Characterising the thermal state for geothermal assessment is important to highlight potentially interesting areas. We tested an approach based on stochastic modeling in the western sector of the Po basin. A new thermal database was created by collecting data from hydrocarbon wells, bottom hole temperatures (BHT) and temperatures from drill stem tests (DST). To identify areas with potential geothermal resources, we interpolated data using an original algorithm based on Gaussian simulations producing a 3D temperature field model. This led to generated temperature contour maps at different depths and along selected geological cross-sections. The stochastic modeling identified the area west of Milan as having the highest geothermal potential (temperatures about 180 °C at about 6 km depth). The results of the stochastic modelling were validated with 1D geothermal modelling of the deeper boreholes along the cross-sections. 1D models relied on thermophysical properties (thermal conductivity, volume heat capacity, density and porosity) measured in the laboratory on core samples extracted from the wells, and radiogenic heat production values inferred from gamma-ray logs. Thermal conductivity was inferred using an indirect approach that considers the temperature dependence of the matrix, the pore-fluid conductivity, and the porosity variation with depth. 1D thermal modelling assumes a steady-state purely conductive thermal regime. Geotherms and surface heat-flow estimations for each well were produced by minimising the root mean square error (RMSE) between the calculated temperature and the observed temperature corrected for the drilling mud circulation. The 1D thermal calculations and the temperatures inferred from the stochastic model are in good agreement, but the presence of outliers can lead to important deviations for the stochastic model.
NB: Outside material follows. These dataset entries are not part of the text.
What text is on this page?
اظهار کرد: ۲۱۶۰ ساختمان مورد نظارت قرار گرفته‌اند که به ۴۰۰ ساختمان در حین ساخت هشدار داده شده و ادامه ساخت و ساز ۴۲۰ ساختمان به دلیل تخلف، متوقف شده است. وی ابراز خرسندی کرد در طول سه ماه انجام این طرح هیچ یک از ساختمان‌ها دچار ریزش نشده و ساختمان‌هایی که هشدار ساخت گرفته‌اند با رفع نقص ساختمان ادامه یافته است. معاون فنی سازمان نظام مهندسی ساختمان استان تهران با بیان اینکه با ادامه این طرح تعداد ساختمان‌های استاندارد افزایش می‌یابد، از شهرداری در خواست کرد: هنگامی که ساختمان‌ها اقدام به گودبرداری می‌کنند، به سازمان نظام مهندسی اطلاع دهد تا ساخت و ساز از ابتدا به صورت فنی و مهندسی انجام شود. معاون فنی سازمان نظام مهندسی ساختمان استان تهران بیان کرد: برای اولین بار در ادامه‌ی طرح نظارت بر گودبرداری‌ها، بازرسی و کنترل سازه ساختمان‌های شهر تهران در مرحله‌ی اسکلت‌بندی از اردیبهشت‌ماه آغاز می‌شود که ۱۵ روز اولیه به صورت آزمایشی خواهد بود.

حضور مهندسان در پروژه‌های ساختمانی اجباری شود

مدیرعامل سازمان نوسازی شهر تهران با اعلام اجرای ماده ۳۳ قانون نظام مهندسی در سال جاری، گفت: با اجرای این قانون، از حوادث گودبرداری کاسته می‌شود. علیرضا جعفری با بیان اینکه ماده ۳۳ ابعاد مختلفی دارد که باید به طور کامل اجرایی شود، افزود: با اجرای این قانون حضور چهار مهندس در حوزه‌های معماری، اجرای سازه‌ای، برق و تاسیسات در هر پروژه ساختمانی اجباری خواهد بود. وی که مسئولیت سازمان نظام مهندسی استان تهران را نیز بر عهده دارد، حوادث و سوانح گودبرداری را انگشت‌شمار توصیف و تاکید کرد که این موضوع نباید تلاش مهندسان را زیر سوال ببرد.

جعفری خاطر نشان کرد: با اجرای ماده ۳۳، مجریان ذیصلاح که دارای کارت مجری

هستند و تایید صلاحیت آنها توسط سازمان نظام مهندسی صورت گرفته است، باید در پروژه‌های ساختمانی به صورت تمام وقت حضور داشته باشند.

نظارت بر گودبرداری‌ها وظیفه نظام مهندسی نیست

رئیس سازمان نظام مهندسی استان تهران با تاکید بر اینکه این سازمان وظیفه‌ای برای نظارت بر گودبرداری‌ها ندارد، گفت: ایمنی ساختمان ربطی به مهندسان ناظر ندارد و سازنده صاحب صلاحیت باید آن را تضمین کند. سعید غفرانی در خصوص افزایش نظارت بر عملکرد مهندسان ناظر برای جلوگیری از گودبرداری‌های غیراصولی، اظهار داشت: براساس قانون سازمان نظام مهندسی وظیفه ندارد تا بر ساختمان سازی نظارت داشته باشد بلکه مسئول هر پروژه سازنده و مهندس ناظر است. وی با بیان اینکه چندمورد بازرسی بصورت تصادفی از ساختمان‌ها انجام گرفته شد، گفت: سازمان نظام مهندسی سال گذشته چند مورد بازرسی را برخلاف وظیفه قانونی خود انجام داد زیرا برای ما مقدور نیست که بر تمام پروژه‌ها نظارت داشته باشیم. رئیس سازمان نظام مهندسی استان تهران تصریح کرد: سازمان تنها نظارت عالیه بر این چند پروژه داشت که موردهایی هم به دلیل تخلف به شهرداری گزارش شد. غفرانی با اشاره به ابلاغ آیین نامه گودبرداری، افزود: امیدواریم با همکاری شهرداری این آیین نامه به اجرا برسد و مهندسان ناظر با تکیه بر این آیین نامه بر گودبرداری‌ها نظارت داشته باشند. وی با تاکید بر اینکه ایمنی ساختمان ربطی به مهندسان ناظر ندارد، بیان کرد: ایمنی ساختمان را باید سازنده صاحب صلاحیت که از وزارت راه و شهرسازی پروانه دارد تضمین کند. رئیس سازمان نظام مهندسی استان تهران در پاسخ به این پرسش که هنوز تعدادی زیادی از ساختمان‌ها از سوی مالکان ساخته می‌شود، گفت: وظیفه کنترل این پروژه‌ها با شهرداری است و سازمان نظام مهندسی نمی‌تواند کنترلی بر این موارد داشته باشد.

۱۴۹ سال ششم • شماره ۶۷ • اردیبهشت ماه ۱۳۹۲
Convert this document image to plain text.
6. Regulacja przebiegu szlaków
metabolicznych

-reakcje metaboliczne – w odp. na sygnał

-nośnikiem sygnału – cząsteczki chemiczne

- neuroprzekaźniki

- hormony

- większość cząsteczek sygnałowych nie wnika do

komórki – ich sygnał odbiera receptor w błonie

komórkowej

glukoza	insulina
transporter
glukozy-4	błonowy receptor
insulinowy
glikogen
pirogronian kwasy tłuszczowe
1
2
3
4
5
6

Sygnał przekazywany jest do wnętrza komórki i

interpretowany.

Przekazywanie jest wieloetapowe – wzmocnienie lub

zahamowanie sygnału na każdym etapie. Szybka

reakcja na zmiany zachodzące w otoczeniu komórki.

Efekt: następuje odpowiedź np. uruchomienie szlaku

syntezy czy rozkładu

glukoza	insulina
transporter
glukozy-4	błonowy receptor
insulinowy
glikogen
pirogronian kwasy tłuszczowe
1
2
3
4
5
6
The average differences between the temperature profiles of the two models range from 0 to 10 °C, but in particular case reaches 15 °C. In general, in the case of a relatively simple structural setting, as it occurs for the selected cross-sections mainly characterised by horizontal strata, the stochastic model can provide a reliable picture of subsurface temperature distribution since thermal refraction effects are likely negligible.